Wang's comments Friday mark the latest attempt to cool tensions by North Korea's most important ally and key provider of food and fuel aid. Any fighting on the Korean Peninsula is likely to draw in China, which has repeatedly expressed concerns about a wave of refugees and the possible presence of U.S. and South Korean troops on its border.
China also has grown increasingly frustrated with the refusal of Kim Jong Un's regime to heed its admonitions, and in February cut off imports of North Korean coal that provide Pyongyang with a crucial source of foreign currency.
State media reported late Friday that starting Monday, the Chinese flag carrier Air China will cancel flights from Beijing to Pyongyang due to poor ticket sales.

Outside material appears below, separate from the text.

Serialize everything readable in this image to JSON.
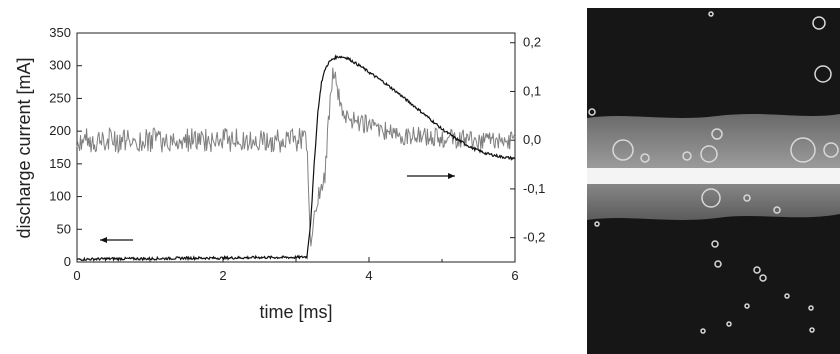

A booking hotline operator reached Saturday said there were no more flights to Pyongyang for the rest of the month. She said that according to a flight schedule, there would be flights in May, June and July, but that tickets were not available for booking or purchase yet.
Air China and North Korea's Air Koryo are the only two airlines serving that route, with the latter operating on Mondays, Wednesdays and Fridays.
"Once a war really happens, the result will be nothing but multiple loss. No one can become a winner," Wang told reporters at a news conference with French Foreign Minister Jean-Marc Ayrault.
"Therefore, we call upon all the parties, no matter verbally or in action, to stop provoking and threatening each other and not to allow the situation to become irretrievable and out of control," Wang said.
He urged all sides to take a flexible approach to resuming dialogue.
"As long as dialogue takes place, it can be official or unofficial, through one channel or dual channels, bilateral or multilateral. China is willing to give support to all of them," Wang said.
Wang last month urged North Korea to suspend its nuclear weapon and missile tests in exchange for South Korea and the U.S. putting their war games on hold, reviving a proposal first raised by Pyongyang. Washington swiftly dismissed the idea, but some observers have said administration officials may be becoming more amenable to renewed dialogue with the North.
Earlier Friday, North Korea's Vice Minister Han Song Ryol told The Associated Press in an exclusive interview that his country will keep building up its nuclear arsenal in "quality and quantity" and said Pyongyang is ready to go to war if that's what President Donald Trump wants.
Chinese experts said they see little immediate possibility of hostilities breaking out, but warned that Beijing will respond harshly to any further North Korean nuclear tests.
Director of Jilin University's Institute of Northeast Asian Studies Guo Rui said that Trump's domestic troubles should prevent him taking such action, while North Korea doesn't appear to be on a war footing. Another nuclear test would invite tougher measures from Beijing, Guo said.
Pang Zhongying of the School of International Studies at Beijing's Renmin University agreed that military action was unlikely, but said another North Korean nuclear test would mark "the crossing of a red line" that China was prepared to respond to.